I can relate to the weak bladder, but i think i'll leave my floorboard alone. That's what all those coffee cups are for anyway. 


Really nice shed you have there dlh2.
That shower would be nice to have after sweating in the yard all day.


----------



## dlh2 (Dec 6, 2003)

bontai Joe,
That structure next to the shower is a little something I built to exercise on...dips, leg raises and chin ups. I thought maybe if I layed the barbells where I would trip over them, I might pick them up and use them sometimes.
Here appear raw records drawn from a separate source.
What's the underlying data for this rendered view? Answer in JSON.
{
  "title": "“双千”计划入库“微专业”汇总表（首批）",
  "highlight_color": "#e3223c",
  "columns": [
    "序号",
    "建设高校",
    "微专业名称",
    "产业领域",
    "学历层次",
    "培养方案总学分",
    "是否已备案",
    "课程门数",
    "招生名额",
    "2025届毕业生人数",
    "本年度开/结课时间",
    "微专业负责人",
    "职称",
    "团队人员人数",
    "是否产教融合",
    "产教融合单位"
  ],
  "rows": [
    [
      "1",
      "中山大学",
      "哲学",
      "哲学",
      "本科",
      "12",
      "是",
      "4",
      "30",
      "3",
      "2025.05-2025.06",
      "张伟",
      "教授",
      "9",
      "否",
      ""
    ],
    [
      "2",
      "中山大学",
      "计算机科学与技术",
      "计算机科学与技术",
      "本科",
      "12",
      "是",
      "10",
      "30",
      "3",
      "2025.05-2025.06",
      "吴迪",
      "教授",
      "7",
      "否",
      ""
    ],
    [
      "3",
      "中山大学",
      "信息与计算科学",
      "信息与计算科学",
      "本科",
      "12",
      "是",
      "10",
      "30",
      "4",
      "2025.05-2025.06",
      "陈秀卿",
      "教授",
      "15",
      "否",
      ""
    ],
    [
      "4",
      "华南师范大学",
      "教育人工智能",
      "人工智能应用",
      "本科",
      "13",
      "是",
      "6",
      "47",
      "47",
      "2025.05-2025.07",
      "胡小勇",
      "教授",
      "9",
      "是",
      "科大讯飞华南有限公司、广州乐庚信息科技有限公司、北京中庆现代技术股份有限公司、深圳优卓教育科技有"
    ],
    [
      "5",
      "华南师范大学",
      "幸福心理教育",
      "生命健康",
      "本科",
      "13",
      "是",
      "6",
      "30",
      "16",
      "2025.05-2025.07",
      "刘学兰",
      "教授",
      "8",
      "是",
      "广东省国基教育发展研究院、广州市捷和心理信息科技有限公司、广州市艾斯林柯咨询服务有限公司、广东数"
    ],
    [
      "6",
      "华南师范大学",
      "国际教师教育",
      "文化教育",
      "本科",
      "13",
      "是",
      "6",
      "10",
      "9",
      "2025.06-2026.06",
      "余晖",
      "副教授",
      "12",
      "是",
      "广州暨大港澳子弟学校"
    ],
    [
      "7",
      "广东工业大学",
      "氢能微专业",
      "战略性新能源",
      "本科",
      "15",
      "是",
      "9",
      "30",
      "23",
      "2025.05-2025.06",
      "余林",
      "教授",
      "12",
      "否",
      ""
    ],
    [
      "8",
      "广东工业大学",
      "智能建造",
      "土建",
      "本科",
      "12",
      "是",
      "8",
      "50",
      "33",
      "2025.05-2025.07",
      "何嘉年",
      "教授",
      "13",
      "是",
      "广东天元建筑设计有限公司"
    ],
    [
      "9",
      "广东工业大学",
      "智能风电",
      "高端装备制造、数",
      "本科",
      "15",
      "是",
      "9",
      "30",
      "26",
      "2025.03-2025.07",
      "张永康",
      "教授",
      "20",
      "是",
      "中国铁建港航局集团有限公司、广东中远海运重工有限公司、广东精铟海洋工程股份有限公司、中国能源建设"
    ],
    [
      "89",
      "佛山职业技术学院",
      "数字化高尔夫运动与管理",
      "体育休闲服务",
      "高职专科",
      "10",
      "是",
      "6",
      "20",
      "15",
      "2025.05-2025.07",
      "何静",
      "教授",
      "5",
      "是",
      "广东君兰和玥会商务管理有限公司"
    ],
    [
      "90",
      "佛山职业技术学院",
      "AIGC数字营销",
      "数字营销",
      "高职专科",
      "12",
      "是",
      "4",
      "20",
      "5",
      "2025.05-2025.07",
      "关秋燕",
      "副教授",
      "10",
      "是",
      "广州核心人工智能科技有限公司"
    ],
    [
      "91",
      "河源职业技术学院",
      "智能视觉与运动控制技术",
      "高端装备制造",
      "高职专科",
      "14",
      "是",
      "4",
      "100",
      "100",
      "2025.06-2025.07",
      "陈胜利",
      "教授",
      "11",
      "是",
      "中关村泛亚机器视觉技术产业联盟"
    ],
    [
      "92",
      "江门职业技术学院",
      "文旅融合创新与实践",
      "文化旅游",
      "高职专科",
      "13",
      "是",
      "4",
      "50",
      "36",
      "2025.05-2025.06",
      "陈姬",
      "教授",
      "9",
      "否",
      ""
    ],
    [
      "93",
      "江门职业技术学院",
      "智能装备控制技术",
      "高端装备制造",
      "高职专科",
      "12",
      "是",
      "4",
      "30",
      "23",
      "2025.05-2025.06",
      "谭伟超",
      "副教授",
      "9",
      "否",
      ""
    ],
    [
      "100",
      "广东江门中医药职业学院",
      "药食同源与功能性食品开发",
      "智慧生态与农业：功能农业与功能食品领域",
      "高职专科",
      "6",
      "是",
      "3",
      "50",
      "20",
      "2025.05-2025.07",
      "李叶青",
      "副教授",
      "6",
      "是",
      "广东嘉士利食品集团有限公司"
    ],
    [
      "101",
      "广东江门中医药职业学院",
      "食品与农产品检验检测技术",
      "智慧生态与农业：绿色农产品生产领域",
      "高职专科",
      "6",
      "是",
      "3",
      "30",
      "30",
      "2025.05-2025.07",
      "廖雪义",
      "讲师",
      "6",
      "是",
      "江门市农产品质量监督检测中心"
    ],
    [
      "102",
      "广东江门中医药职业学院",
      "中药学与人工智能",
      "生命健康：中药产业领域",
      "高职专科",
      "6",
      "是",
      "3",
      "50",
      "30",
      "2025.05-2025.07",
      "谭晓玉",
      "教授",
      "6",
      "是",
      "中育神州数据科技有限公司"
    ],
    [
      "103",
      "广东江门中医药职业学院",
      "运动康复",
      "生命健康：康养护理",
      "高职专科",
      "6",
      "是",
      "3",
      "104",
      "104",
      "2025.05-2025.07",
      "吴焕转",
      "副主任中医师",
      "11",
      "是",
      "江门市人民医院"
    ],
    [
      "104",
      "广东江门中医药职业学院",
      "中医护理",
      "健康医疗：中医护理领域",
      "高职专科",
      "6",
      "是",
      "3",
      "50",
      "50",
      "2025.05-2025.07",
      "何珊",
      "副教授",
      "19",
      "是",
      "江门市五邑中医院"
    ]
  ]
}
So far that's not working. 

Durwood...that outside shower really comes in handy down here in the summer heat...saves a lot of house cleaning and wear & tear on the house.


----------



## Fusion1970 (Feb 23, 2004)

Nice looking shed! My shed once looked very organized until I filled it up with stuff to keep the garage organized. It is definately nice being able to find something when you need it. Now, I can hardly walk into my shed past 7' or so. Nice ZTR too!

I like the shower thing too. Not only for after yardwork, but I can get dirty enough in the garage to warrant a shower- but it wouldn't work here in Ohio.

The "mens restroom" reminds me of being at Buckeye Lake. We had a Clorox bleach bottle with most of the neck cut out for both men and women. You refuse to use it the first few times out, then before ya know it, "Hey, wheres that #*%& bleach bottle?" They were then officially promoted to the ranks of a true "Lake Rat".

Greg


----------



## Argee (Sep 17, 2003)

I still have the bath and shower in my shop that I put there when we were living in it....other than the toilet we don't use it much....when coming off the fields I end up using one of the showers in the house.....Probably because I have to keep a separate hot water heater which I have turned off is the biggest reason I don't use it...


----------